Маневич живет совсем рядом, минут пятнадцать ходу, а Савве ехать домой на метро. Он, наверное, вспомнил, что у него нет денег на такси. Лизавета перевела взгляд на часы. Странно, ребята ушли больше часа назад, так что это вряд ли забывчивый Савва. Странно и страшно, как четыре дня назад в «Астории», как недавно в студии. Нет, еще страшнее. Ведь возле ее парадной не сидит милиционер, как на телевидении, а теперь Лизавета знает, что опасность, которую она почувствовала в гостинице, – это не бред оскорбленного женского самолюбия и не игра больного воображения. Уже был взорванный автомобиль, уже убили Кирилла Айдарова, совсем недавно кто-то пытался сбить ее машиной. И зачем она откликнулась на звонок? Лучше бы сидела тихонько в ванной. Впрочем, тоже глупо – дверь небронированная, свет горит.
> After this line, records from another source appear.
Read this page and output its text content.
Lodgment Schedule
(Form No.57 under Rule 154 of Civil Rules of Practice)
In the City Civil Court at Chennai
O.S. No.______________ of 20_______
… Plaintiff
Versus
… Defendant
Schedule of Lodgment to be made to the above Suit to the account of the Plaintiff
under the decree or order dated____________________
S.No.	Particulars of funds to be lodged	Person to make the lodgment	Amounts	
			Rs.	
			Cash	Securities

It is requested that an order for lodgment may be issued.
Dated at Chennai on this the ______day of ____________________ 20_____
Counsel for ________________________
– Кто там? – Лизавета поплотнее запахнула халат.

– Сергей.

Он мог бы и не называть имя. Лизавета, прекрасно отличавшая по голосу даже полузнакомых людей, не могла не узнать этот глуховатый тенорок.
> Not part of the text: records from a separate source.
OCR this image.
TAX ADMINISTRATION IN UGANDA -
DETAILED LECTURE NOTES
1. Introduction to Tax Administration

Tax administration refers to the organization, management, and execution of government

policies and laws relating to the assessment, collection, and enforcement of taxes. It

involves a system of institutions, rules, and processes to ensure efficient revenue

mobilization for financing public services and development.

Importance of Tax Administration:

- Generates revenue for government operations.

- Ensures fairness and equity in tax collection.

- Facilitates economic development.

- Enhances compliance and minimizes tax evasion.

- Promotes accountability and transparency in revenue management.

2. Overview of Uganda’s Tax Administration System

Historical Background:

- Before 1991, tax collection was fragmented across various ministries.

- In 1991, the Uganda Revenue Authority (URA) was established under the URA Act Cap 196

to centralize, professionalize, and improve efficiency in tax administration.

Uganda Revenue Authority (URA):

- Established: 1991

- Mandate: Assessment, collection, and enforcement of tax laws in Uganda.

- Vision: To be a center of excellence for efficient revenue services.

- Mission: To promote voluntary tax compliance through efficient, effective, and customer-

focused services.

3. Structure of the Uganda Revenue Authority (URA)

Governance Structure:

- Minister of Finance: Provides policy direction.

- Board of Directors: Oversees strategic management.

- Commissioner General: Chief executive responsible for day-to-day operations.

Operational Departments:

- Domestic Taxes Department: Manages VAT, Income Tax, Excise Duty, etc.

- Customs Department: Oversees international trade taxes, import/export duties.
В классическом боевике запуганная неизвестными злодеями героиня распахнула бы двери и грушей повисла бы на шее освободителя, явившегося, будто ложка к обеду, спасти и наградить. Время давать финальные титры – даже глупые ежи в штате Айдахо поняли бы: Он явился, значит, Ей никто и ничто не угрожает.

Лизавета познакомилась с Сергеем Анатольевичем Давыдовым в полном соответствии с канонами жанрового кинематографа. И дальше все шло, как в слезливо-оптимистической мелодраме: встречи-расставания, ужины при свечах, рождественские огоньки в Будапеште. Потом, чтобы зритель не заскучал, подкинули немного ужастиков – взрывы, террористы. А теперь дело идет к счастливому финалу. Только Лизавета почему-то не чувствовала его приближения.

– Ты, собственно, зачем явился? – спросила Лизавета под лязг открываемого ею замка.

Утренний гость не ответил. Он стоял на пороге квартиры и весело разглядывал хозяйку. Сергей, как обычно, был элегантен и беспечен. Куртка из рыжей наппы, песочного цвета джинсы, пушистые русые волосы, ласковые серые глаза. Он выглядел чужаком, чуть ли не инопланетянином на фоне грязно-коричневых лестничных стен, испещренных подростковым творчеством. Где наши российские домуправы находят эти неповторимые краски – грязно-коричневый, мертвенно-зеленый, поносно-бежевый?

– Привет! Я могу войти?

Лизавета сделала шаг в сторону.

– Почему ты не включала компьютер? Я завалил тебя посланиями, даже беспокоиться начал. Что это за сообщения о взорванной машине? – Сергей умел быть проникновенным. Его глаза обволакивали собеседника, казалось, он прошел полмира, чтобы сообщить именно тебе нечто жизненно важное. Но Лизавета знала цену таким взорам.

– Кто-то решил проверить, как работает пластит, а мою «Герду» сочли самым подходящим подопытным кроликом.

– Я жутко волновался… – Сергей попытался ее обнять, но Лизавета увернулась.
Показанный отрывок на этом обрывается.